According to a March 15 article published in the Valley News Dispatch, Mayor Frank Link has decided to remove his name from the ballot, opting not to seek reelection for mayor. After eight years as mayor and many more years working in public service, Link said that he wants to focus on promoting the region, not just New Kensington.
“I know that if we want to keep moving forward, we have to do it, not just as New Kensington, but as a Northern Westmoreland region,” Link said. “We need to by attracting businesses and homeowners, getting some of the stimulus money, and getting where we’re going with that. We need to do it from a regional standpoint because it’s a much stronger standpoint.”
Link talked about merging the cities of New Kensington, Arnold, Lower and Upper Burrell together.
“New Kensington and Arnold have a real good base foundation,” said Link. “Upper Burrell has the open land, and Lower Burrell has more residential to offer. You bring all of those together, and those entities will work together.”

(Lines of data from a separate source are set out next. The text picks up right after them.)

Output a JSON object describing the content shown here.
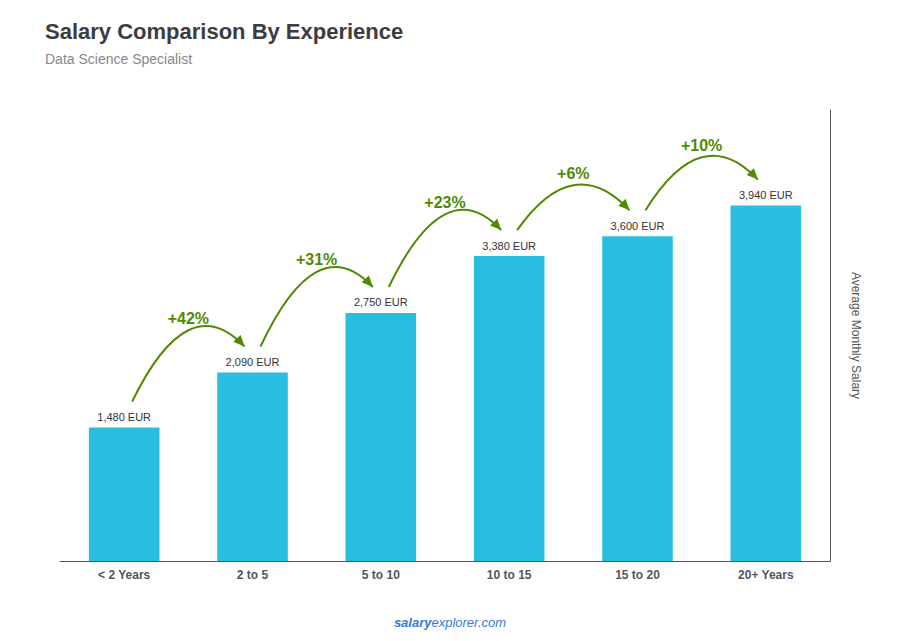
{
  "chart_data": {
    "type": "bar",
    "title": "Salary Comparison By Experience",
    "subtitle": "Data Science Specialist",
    "ylabel": "Average Monthly Salary",
    "categories": [
      "< 2 Years",
      "2 to 5",
      "5 to 10",
      "10 to 15",
      "15 to 20",
      "20+ Years"
    ],
    "values": [
      1480,
      2090,
      2750,
      3380,
      3600,
      3940
    ],
    "value_labels": [
      "1,480 EUR",
      "2,090 EUR",
      "2,750 EUR",
      "3,380 EUR",
      "3,600 EUR",
      "3,940 EUR"
    ],
    "data_labels": true,
    "color": "#29bde0",
    "annotations": [
      "+42%",
      "+31%",
      "+23%",
      "+6%",
      "+10%"
    ],
    "watermark": [
      "salary",
      "explorer.com"
    ],
    "ylim": [
      0,
      5000
    ],
    "tick_labels": "x",
    "grid": false
  }
}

Link knows that this is not a process that will happen overnight.
“I think if you talk to the political ear, they all agree that we should merge,” he said. “But if you put it on the ballot, I don’t think you could get all the entities to do it. I think right now, you could get New Kensington and Arnold to merge, and we’re going to work towards that by the end of the year.”

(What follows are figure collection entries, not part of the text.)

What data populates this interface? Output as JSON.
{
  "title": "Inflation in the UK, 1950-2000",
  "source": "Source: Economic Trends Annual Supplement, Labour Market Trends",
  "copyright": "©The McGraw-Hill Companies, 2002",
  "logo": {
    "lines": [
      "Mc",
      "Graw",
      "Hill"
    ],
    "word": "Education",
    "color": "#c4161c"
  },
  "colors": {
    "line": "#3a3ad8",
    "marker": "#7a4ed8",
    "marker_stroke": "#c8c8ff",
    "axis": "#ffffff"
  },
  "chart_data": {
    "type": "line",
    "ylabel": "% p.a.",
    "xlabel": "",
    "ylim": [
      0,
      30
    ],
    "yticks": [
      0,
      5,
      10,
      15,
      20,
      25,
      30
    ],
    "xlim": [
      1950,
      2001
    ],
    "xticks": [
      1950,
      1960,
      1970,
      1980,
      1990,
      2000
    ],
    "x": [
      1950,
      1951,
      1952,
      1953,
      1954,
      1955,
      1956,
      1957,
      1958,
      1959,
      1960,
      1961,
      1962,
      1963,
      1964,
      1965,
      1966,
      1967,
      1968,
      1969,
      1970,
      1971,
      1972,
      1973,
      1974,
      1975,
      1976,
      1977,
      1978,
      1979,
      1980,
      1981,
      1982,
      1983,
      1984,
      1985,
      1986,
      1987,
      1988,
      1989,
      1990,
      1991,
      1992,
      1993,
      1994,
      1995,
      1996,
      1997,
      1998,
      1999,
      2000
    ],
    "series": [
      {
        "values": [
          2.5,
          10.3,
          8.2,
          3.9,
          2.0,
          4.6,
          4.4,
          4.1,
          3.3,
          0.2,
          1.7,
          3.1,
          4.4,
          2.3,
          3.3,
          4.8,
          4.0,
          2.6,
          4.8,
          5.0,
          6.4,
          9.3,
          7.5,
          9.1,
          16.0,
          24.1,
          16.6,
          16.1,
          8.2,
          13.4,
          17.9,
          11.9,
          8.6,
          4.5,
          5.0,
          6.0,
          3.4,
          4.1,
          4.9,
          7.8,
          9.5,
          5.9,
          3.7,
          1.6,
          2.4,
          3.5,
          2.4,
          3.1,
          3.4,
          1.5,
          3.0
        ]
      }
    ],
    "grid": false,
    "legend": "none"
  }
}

Councilman Tom Guzzo, who is running for the title of mayor this election, did not disagree with the idea but said that the first step in realizing this goal would be to have the cities share services before merging completely.

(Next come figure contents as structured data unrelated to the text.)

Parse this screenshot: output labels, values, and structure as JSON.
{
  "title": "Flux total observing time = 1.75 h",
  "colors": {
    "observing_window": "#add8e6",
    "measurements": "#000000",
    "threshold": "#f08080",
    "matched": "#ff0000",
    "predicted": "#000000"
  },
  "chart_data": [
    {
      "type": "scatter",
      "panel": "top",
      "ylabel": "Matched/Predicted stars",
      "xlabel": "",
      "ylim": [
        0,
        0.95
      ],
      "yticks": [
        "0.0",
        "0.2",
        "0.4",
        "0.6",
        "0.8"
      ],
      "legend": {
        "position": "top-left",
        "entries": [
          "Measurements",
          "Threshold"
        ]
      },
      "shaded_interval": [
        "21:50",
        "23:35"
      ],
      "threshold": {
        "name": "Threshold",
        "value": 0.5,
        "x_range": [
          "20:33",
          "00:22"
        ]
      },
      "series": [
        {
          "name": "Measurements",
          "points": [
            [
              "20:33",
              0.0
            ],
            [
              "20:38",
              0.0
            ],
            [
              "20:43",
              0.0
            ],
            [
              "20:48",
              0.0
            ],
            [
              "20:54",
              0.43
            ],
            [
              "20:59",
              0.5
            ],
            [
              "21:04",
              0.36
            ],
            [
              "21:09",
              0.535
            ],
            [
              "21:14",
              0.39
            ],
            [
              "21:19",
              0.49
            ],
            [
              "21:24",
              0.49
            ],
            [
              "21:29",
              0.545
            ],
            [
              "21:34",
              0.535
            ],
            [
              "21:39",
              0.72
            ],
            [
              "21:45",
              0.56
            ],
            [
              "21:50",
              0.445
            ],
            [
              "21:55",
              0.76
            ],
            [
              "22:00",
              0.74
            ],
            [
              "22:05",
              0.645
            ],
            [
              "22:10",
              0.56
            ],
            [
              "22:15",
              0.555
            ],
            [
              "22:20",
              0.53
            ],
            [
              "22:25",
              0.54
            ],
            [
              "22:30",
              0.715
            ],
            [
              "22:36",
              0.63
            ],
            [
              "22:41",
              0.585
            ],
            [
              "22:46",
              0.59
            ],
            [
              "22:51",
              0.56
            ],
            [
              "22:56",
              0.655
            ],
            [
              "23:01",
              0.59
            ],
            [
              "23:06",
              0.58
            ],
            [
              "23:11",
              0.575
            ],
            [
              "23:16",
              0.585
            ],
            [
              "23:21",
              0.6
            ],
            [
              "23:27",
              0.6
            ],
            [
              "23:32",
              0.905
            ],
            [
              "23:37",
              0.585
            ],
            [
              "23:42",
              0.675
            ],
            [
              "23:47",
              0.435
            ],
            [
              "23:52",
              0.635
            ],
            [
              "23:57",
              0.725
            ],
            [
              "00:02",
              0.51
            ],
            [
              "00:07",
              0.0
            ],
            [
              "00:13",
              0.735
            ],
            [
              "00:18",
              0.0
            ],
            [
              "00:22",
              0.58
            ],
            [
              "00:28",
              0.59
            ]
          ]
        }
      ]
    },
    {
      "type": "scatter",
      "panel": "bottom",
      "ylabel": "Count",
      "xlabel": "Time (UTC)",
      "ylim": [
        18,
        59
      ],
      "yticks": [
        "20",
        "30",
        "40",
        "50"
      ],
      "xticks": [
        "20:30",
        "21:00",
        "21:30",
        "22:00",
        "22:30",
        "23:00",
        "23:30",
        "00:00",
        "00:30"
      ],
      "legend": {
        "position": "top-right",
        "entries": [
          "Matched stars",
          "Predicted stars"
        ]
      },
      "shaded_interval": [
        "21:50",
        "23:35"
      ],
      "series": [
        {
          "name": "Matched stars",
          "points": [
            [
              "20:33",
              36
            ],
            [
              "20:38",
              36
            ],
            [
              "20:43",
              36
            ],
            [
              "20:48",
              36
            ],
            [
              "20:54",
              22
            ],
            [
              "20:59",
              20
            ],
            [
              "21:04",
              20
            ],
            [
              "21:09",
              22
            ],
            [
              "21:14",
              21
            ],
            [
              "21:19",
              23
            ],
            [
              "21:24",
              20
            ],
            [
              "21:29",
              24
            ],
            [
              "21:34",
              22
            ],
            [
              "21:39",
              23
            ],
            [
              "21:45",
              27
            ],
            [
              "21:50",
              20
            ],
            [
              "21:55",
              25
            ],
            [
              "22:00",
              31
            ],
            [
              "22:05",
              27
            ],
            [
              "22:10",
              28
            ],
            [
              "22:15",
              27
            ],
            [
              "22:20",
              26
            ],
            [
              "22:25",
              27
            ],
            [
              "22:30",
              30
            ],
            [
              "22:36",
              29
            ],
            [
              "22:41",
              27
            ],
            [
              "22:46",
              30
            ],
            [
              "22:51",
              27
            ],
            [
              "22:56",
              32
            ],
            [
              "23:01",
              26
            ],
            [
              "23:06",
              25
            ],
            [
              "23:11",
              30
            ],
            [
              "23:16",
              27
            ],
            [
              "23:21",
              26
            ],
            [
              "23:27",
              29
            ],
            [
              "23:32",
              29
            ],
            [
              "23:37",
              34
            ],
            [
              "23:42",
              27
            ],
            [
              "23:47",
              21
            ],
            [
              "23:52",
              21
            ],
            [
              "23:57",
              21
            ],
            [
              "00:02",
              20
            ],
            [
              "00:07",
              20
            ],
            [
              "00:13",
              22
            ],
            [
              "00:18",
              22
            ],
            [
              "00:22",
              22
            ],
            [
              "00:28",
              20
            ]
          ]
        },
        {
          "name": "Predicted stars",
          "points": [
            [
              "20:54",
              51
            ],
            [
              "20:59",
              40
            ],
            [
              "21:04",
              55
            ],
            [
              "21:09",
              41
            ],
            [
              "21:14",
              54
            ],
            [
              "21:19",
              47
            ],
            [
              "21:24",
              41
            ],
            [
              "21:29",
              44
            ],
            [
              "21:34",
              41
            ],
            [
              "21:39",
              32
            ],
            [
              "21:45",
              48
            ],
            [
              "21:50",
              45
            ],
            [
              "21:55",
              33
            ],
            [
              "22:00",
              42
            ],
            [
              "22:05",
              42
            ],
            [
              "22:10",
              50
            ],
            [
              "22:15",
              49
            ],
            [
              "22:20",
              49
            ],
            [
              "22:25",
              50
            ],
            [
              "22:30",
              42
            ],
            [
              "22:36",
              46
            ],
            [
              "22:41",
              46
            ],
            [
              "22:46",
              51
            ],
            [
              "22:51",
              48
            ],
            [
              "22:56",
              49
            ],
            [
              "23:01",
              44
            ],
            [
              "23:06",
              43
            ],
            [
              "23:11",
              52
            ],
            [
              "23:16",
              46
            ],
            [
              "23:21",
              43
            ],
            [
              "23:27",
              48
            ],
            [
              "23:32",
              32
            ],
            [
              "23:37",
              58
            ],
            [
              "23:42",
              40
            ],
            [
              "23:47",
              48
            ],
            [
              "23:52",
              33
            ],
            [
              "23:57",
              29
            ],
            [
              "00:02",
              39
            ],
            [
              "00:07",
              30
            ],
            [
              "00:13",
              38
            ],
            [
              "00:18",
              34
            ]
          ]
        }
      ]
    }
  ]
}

Both Link and Guzzo said that redevelopment and expansion of the city was important for its future. Guzzo said that redevelopment is one of the main things he will focus on if or when he is elected mayor.
“We’re very proud of the fact that we have torn buildings down that were an eyesore for the city,” said Guzzo. “We have encouraged and have been able to bring businesses to New Kensington, and we are very encouraged by the fact that we have just opened Westmoreland Community College. We believe that we can build off of that, attract even more businesses and more industry in the downtown area.
“And that’s what our goal has been all along,” he added.
According to the earlier mentioned March 15 article, Link’s withdrawal from the election means that there is no one contesting Guzzo for the position of mayor unless an organized write-in candidate comes along.
Guzzo is currently the Director of Accounting and Finance for the council and works with the budget.
“I sort of have to be the watchdog of the finances that come in and out of the city,” he said. “That’s a pretty big role in terms of making sure that there is enough money to pay for everything, especially now.”
Guzzo said he wanted to run for mayor because he wants to build upon what’s happened in the past and turn his thoughts into action.
Link was first elected as mayor of New Kensington in 2001, and he was reelected to that position in 2005.
“Running on the second term and being an incumbent helped a lot,” said Link about his second term. “We were successful in what we were doing. People could see that we made commitments, and we were pulling through those commitments.”
Link served as athletic director for Valley High School for five years before retiring in 2005. Prior to that, Link was chief of the police in New Kensington. He said he had been involved in public service since 1971, which is something he contributed to him first being elected as mayor.
“My job with the police department helped immensely because number one: the police department’s budget is the largest budget in the city; and number two, safety is always a concern of the citizens,” said Link. “I had firsthand knowledge of that.”